When I went over to pick her up, Molly was just as glad to see me as ever. We drove out to my mother’s place in the country. I rolled the passenger window down, so Molly could stick her head out the car window and feel the breeze. I had to drive very slowly when rounding corners, or she’d get unbalanced and fall off the seat.
There were two one-pound ribeye steaks in Mom’s refrigerator, and I cooked them up, medium rare. I cut one of them into little pieces and laid the plate on the kitchen floor. By the time I had taken the first bite of my steak, Molly was finishing hers, so I cut up the second steak and gave her that one, too. She had a decent appetite for a 45-pound dog with internal bleeding.
We went outside, and Molly trotted around, stumbling occasionally, but gamely chasing off any squirrels bold enough to venture near. Even though she hadn’t been there for four years, it was still her territory.
Soon she got tired. The exertion had made her lungs fill with blood again, and she began coughing and sneezing to clear it out. There was a lot of it. Animals can’t complain or even let you know when they’re in pain, they just soldier on.

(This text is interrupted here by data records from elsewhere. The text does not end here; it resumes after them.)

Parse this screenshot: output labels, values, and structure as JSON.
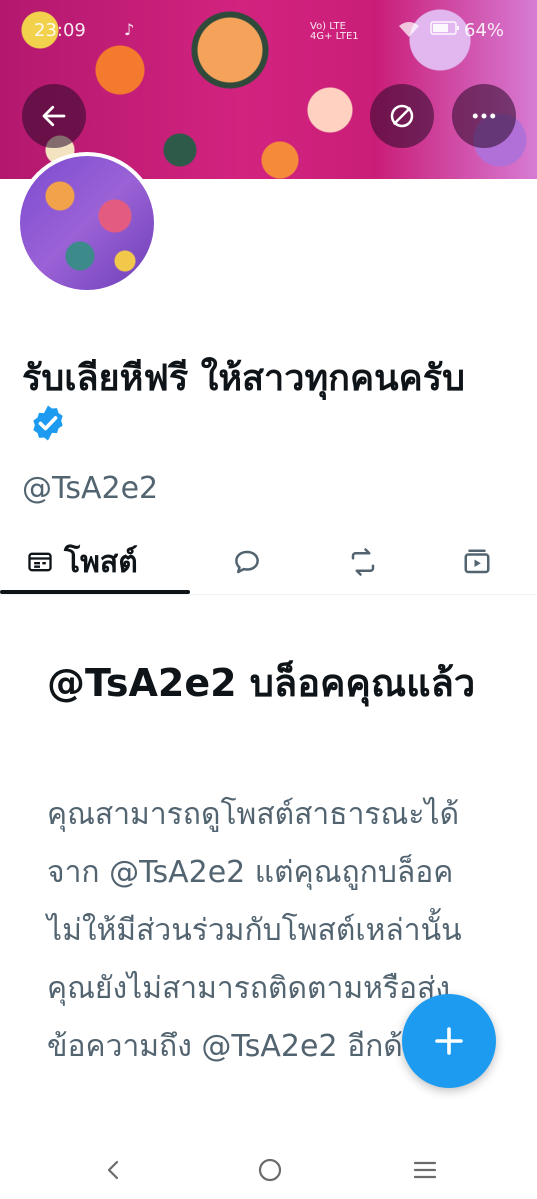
{
  "status_bar": {
    "time": "23:09",
    "app_icon": "tiktok-icon",
    "network_label": "Vo) LTE\n4G+ LTE1",
    "battery_percent": "64%"
  },
  "header": {
    "back_icon": "arrow-left-icon",
    "unblock_icon": "circle-slash-icon",
    "more_icon": "more-horizontal-icon"
  },
  "profile": {
    "display_name": "รับเลียหีฟรี ให้สาวทุกคนครับ",
    "handle": "@TsA2e2",
    "verified": true
  },
  "tabs": [
    {
      "label": "โพสต์",
      "icon": "posts-icon",
      "selected": true
    },
    {
      "label": "",
      "icon": "reply-bubble-icon",
      "selected": false
    },
    {
      "label": "",
      "icon": "repost-icon",
      "selected": false
    },
    {
      "label": "",
      "icon": "media-play-icon",
      "selected": false
    }
  ],
  "blocked": {
    "title": "@TsA2e2 บล็อคคุณแล้ว",
    "description": "คุณสามารถดูโพสต์สาธารณะได้จาก @TsA2e2 แต่คุณถูกบล็อคไม่ให้มีส่วนร่วมกับโพสต์เหล่านั้น คุณยังไม่สามารถติดตามหรือส่งข้อความถึง @TsA2e2 อีกด้วย"
  },
  "fab": {
    "icon": "plus-icon"
  },
  "colors": {
    "accent": "#1d9bf0",
    "text_primary": "#0f1419",
    "text_secondary": "#536471"
  }
}
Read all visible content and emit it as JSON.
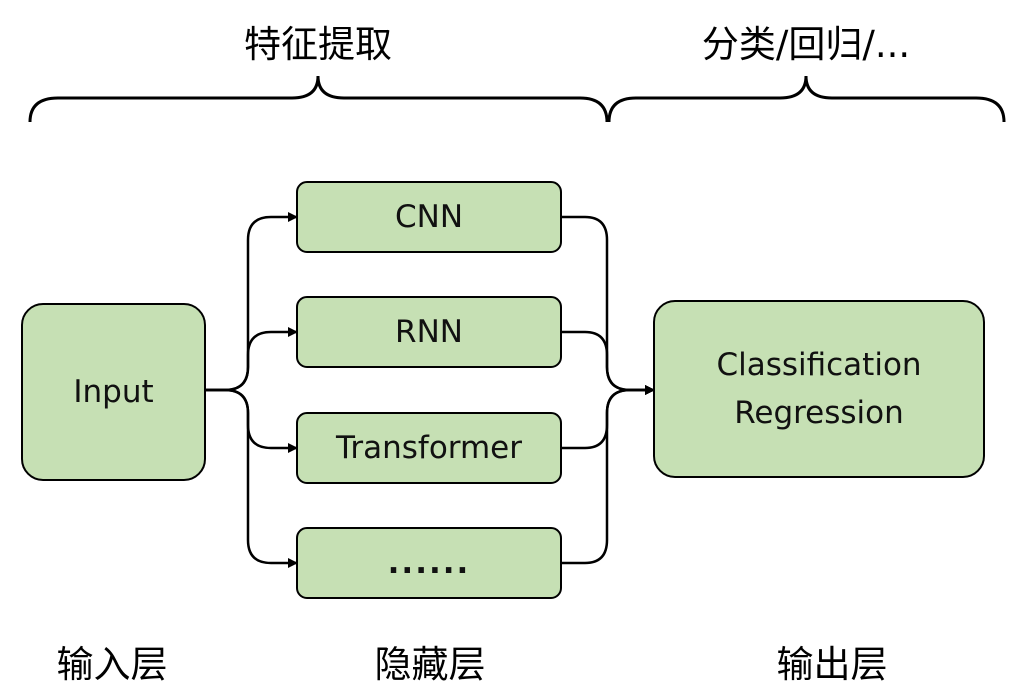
{
  "sections": {
    "feature_extraction": "特征提取",
    "task_head": "分类/回归/..."
  },
  "nodes": {
    "input": "Input",
    "hidden": [
      "CNN",
      "RNN",
      "Transformer",
      "......"
    ],
    "output": {
      "line1": "Classification",
      "line2": "Regression"
    }
  },
  "layers": {
    "input_layer": "输入层",
    "hidden_layer": "隐藏层",
    "output_layer": "输出层"
  },
  "colors": {
    "box_fill": "#c6e0b4",
    "stroke": "#000000"
  }
}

I sat down in the grass in the shade, near the grave I’d already dug, and Molly came over and lay down on her stomach next to me. I scratched her ears and her spine and she wagged her tail gently. After a while, Molly’s eyes closed, but her tail still made slight twitches. When even these stopped, I knew she was asleep. Without stopping my gentle scratching along her spine, I picked up the suppressed Ruger with my free hand and held the muzzle an inch from the base of her skull.
I was crying when I did it, just like I am now.
She wasn’t going to die at the hands of a stranger, under fluorescent lights on a cold stainless steel table in a room stinking of antiseptics.
Molly deserved better than that. She was the best dog I ever had.